Bere vodka martini. All’epoca riuscivo a farmene tre, ora non ci riesco più, ne bevo solo uno. Quando avevo vent’anni e frequentavo la scuola d’arte, c’era una macchina da presa Bolex nuova di zecca nell’armadio. Ho detto al direttore del dipartimento: “Le vacanze estive si avvicinano. Posso prendere in prestito la macchina fotografica? Non so perché, ma vorrei fare un film”. E lui: “Cosa? Tu?”. E io: “Perché no?”. E lui: “Be’, se vuoi prenderla in prestito, ti serve una sceneggiatura”. Così, durante il fine settimana, ho scritto una sceneggiatura. E ho preso la macchina da presa. All’epoca ero ossessionato da Ulisse, mi colpiva la natura visiva della scrittura di Joyce. Così ho realizzato la mia versione, in cui un ragazzo decide di marinare la scuola per un giorno pensando che troverà la libertà, ma scoprirà invece che è tutto l’opposto della libertà, è una prigione a cielo aperto. Passa tutto il giorno a nascondersi, è il contrario di quello pensava di ottenere.
È un’idea molto matura per uno studente.
Ho avuto la cinepresa per un mese. Tony era il tipo che dormiva fino all’una, così sono andato da lui e gli ho detto: “Alzati! Ho una macchina da presa e faremo un film”. Mio fratello era l’attore e mi aiutava con l’attrezzatura, abbiamo fatto questo piccolo film che si intitolava Boy and Bicycle. È costato 65 sterline, durava mezz’ora ed è ancora nella biblioteca del British Film Institute. E sa una cosa? Funzionava, cazzo! A quel punto ero ossessionato dai registi giapponesi come Kurosawa, che aveva sempre queste bellissime immagini in bianco e nero. Credo che il mio dono sia lo sguardo, ma quel piccolo film è bellissimo perché ha quel flusso di coscienza che era proprio di Tony. Mentre lo stavamo montando, so che lui mi odiava: gli avevo rovinato le vacanze estive. Ma non ci siamo resi conto che stavamo formando una partnership per la vita. Mi manca terribilmente.
Abbiamo appena avuto Barbie e Oppenheimer, che hanno ottenuto risultati incredibili al botteghino. Come pensa che sarà il futuro del cinema in sala? Si tratterà perlopiù di cosiddetti “film evento” in formato IMAX?
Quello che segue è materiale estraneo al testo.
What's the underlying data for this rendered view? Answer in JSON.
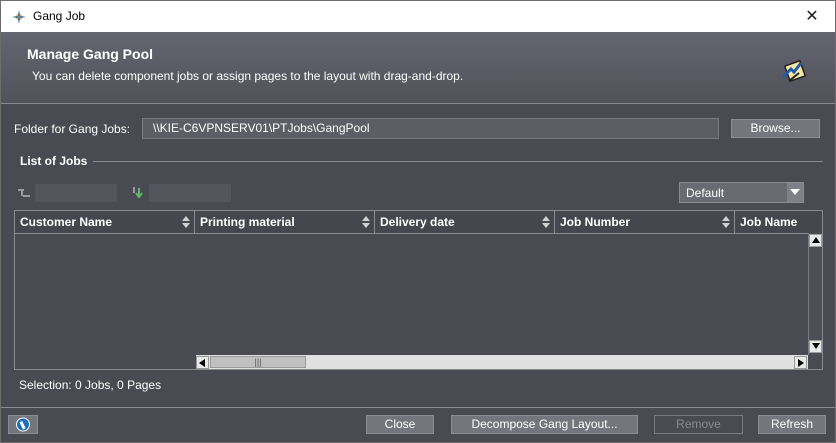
{
  "window": {
    "title": "Gang Job",
    "close_glyph": "✕"
  },
  "header": {
    "title": "Manage Gang Pool",
    "subtitle": "You can delete component jobs or assign pages to the layout with drag-and-drop.",
    "icon": "gang-pool-icon"
  },
  "folder": {
    "label": "Folder for Gang Jobs:",
    "value": "\\\\KIE-C6VPNSERV01\\PTJobs\\GangPool",
    "browse_label": "Browse..."
  },
  "jobs": {
    "section_title": "List of Jobs",
    "view_select": "Default",
    "columns": [
      "Customer Name",
      "Printing material",
      "Delivery date",
      "Job Number",
      "Job Name"
    ],
    "rows": [],
    "scroll_grip": "|||"
  },
  "selection": {
    "text": "Selection:  0 Jobs,  0 Pages"
  },
  "footer": {
    "close_label": "Close",
    "decompose_label": "Decompose Gang Layout...",
    "remove_label": "Remove",
    "refresh_label": "Refresh"
  },
  "colors": {
    "background": "#4a4a52",
    "header_top": "#656570",
    "button": "#75757d"
  }
}
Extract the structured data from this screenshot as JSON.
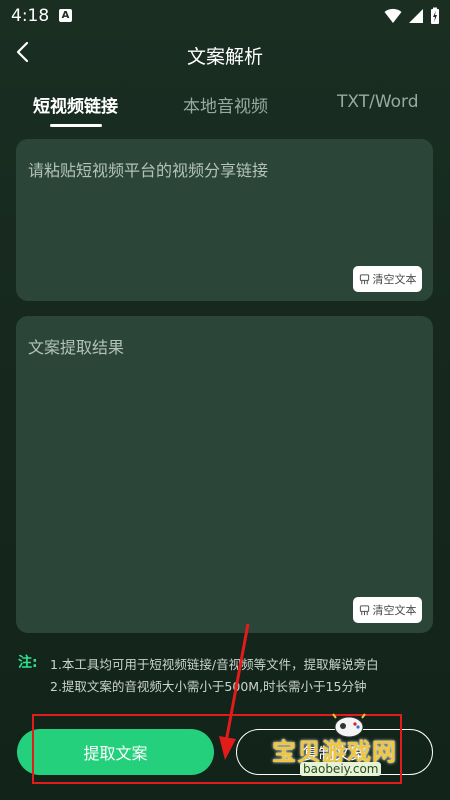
{
  "status": {
    "time": "4:18",
    "notification_badge": "A"
  },
  "header": {
    "title": "文案解析"
  },
  "tabs": [
    {
      "label": "短视频链接",
      "active": true
    },
    {
      "label": "本地音视频",
      "active": false
    },
    {
      "label": "TXT/Word",
      "active": false
    }
  ],
  "link_box": {
    "placeholder": "请粘贴短视频平台的视频分享链接",
    "clear_label": "清空文本"
  },
  "result_box": {
    "placeholder": "文案提取结果",
    "clear_label": "清空文本"
  },
  "notes": {
    "mark": "注:",
    "line1": "1.本工具均可用于短视频链接/音视频等文件，提取解说旁白",
    "line2": "2.提取文案的音视频大小需小于500M,时长需小于15分钟"
  },
  "actions": {
    "extract_label": "提取文案",
    "copy_label": "复制文案"
  },
  "watermark": {
    "title": "宝贝游戏网",
    "url": "baobeiy.com"
  },
  "colors": {
    "accent": "#25d07d",
    "background": "#1a2e22",
    "card": "#2b4638",
    "highlight": "#e21b1b",
    "note_mark": "#2fe08c"
  }
}
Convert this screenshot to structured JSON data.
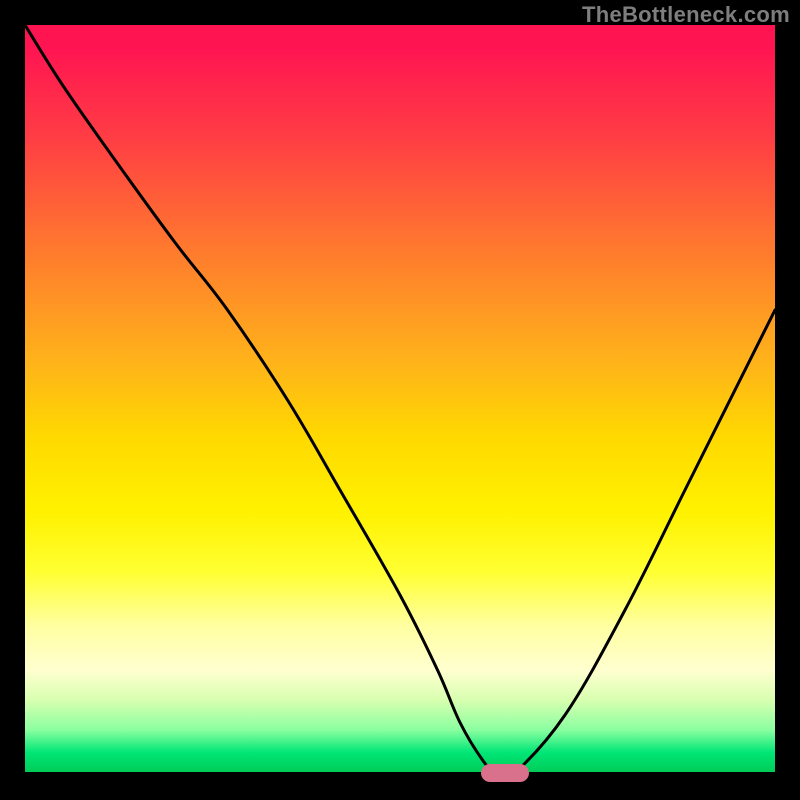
{
  "watermark": "TheBottleneck.com",
  "chart_data": {
    "type": "line",
    "title": "",
    "xlabel": "",
    "ylabel": "",
    "xlim": [
      0,
      100
    ],
    "ylim": [
      0,
      100
    ],
    "x": [
      0,
      5,
      12,
      20,
      27,
      35,
      42,
      50,
      55,
      58,
      61,
      63,
      65,
      72,
      80,
      88,
      95,
      100
    ],
    "values": [
      100,
      92,
      82,
      71,
      62,
      50,
      38,
      24,
      14,
      7,
      2,
      0,
      0,
      8,
      22,
      38,
      52,
      62
    ],
    "minimum_marker": {
      "x": 64,
      "y": 0
    },
    "background_gradient": {
      "top": "#ff1452",
      "mid": "#ffe100",
      "bottom": "#00c853"
    }
  }
}
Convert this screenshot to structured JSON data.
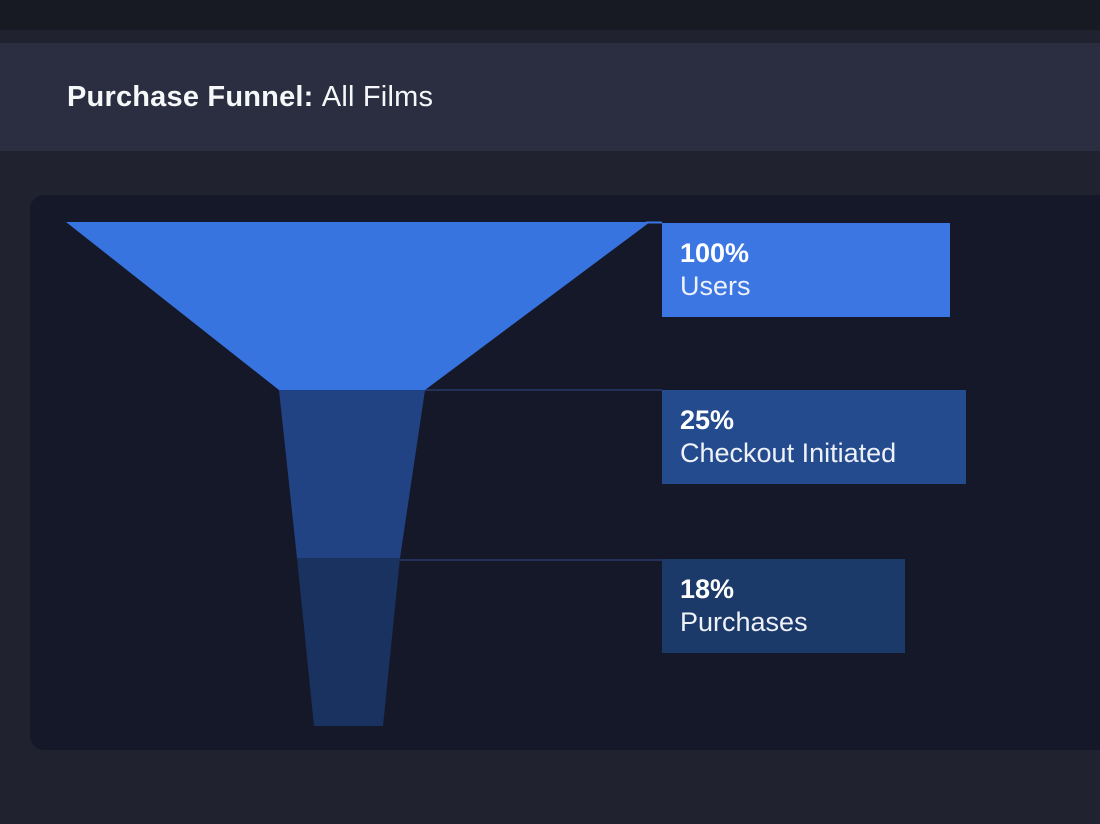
{
  "header": {
    "title_bold": "Purchase Funnel:",
    "title_regular": "All Films"
  },
  "chart_data": {
    "type": "funnel",
    "title": "Purchase Funnel: All Films",
    "orientation": "vertical-descending",
    "legend": "none",
    "stages": [
      {
        "label": "Users",
        "percent_label": "100%",
        "value_pct": 100,
        "segment_color": "#3874df",
        "label_bg": "#3b76e3"
      },
      {
        "label": "Checkout Initiated",
        "percent_label": "25%",
        "value_pct": 25,
        "segment_color": "#224383",
        "label_bg": "#254b8f"
      },
      {
        "label": "Purchases",
        "percent_label": "18%",
        "value_pct": 18,
        "segment_color": "#19325f",
        "label_bg": "#1c3a69"
      }
    ]
  },
  "colors": {
    "page_background": "#20222f",
    "top_strip": "#171a23",
    "header_band": "#2b2e41",
    "card_background": "#151829",
    "connector_dark": "#22305a",
    "connector_bright": "#3b76e3",
    "title_text": "#f6f7f9",
    "label_text": "#ffffff"
  }
}
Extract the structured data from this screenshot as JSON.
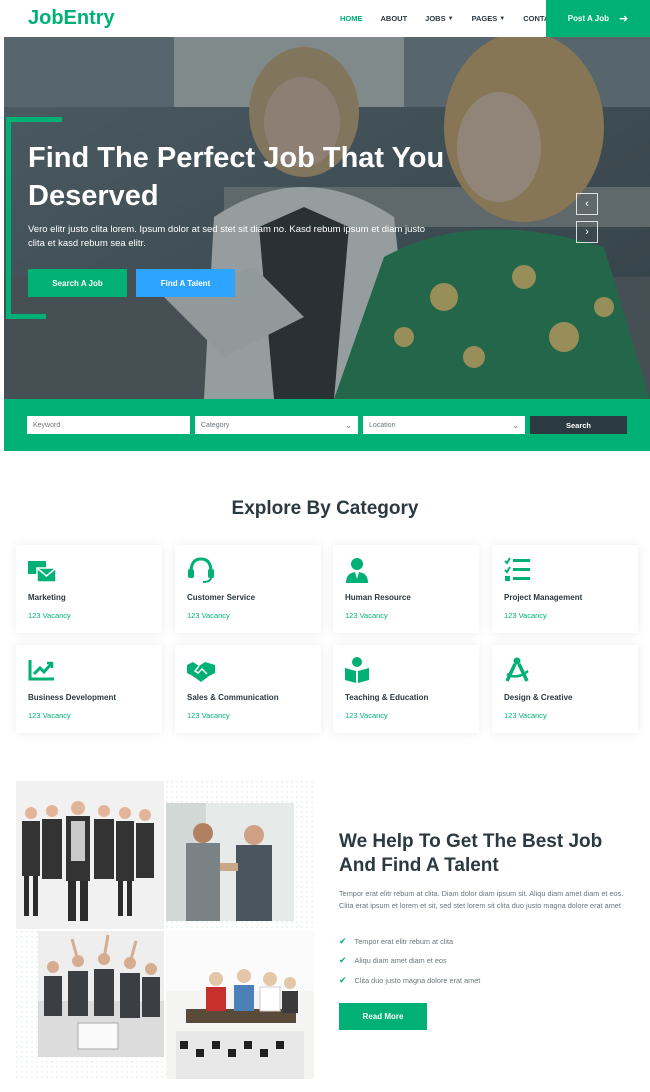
{
  "colors": {
    "primary": "#00B074",
    "secondary": "#2EA3FF",
    "dark": "#2B3940"
  },
  "brand": "JobEntry",
  "nav": {
    "links": [
      {
        "label": "HOME",
        "active": true
      },
      {
        "label": "ABOUT"
      },
      {
        "label": "JOBS",
        "has_caret": true
      },
      {
        "label": "PAGES",
        "has_caret": true
      },
      {
        "label": "CONTACT"
      }
    ],
    "post_job": "Post A Job",
    "post_job_icon": "arrow-right-icon"
  },
  "hero": {
    "title": "Find The Perfect Job That You Deserved",
    "text": "Vero elitr justo clita lorem. Ipsum dolor at sed stet sit diam no. Kasd rebum ipsum et diam justo clita et kasd rebum sea elitr.",
    "btn_search": "Search A Job",
    "btn_talent": "Find A Talent",
    "prev_icon": "chevron-left-icon",
    "next_icon": "chevron-right-icon"
  },
  "search": {
    "keyword_placeholder": "Keyword",
    "category_label": "Category",
    "location_label": "Location",
    "button": "Search"
  },
  "categories": {
    "title": "Explore By Category",
    "items": [
      {
        "name": "Marketing",
        "vacancy": "123 Vacancy",
        "icon": "mail-bulk-icon"
      },
      {
        "name": "Customer Service",
        "vacancy": "123 Vacancy",
        "icon": "headset-icon"
      },
      {
        "name": "Human Resource",
        "vacancy": "123 Vacancy",
        "icon": "user-tie-icon"
      },
      {
        "name": "Project Management",
        "vacancy": "123 Vacancy",
        "icon": "tasks-icon"
      },
      {
        "name": "Business Development",
        "vacancy": "123 Vacancy",
        "icon": "chart-line-icon"
      },
      {
        "name": "Sales & Communication",
        "vacancy": "123 Vacancy",
        "icon": "handshake-icon"
      },
      {
        "name": "Teaching & Education",
        "vacancy": "123 Vacancy",
        "icon": "book-reader-icon"
      },
      {
        "name": "Design & Creative",
        "vacancy": "123 Vacancy",
        "icon": "drafting-compass-icon"
      }
    ]
  },
  "about": {
    "title": "We Help To Get The Best Job And Find A Talent",
    "text": "Tempor erat elitr rebum at clita. Diam dolor diam ipsum sit. Aliqu diam amet diam et eos. Clita erat ipsum et lorem et sit, sed stet lorem sit clita duo justo magna dolore erat amet",
    "checks": [
      "Tempor erat elitr rebum at clita",
      "Aliqu diam amet diam et eos",
      "Clita duo justo magna dolore erat amet"
    ],
    "button": "Read More"
  }
}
Spero vivamente di no. Mia figlia ha appena terminato il suo secondo film, che ha scritto per Eric Bana, e che tratta del cultismo a Berlino. Un ragazzino di 16 anni, con il suo dannato cellulare, non esce mai di casa e finisce in un buco nero per cui pensa di essere un fallito. Così questa setta inizia a tenere d’occhio i ragazzi come lui e ad adescarli. Questo è il suo film. E io le ho detto: “Cosa ti ho fatto perché tu scrivessi questo? È colpa mia?!”.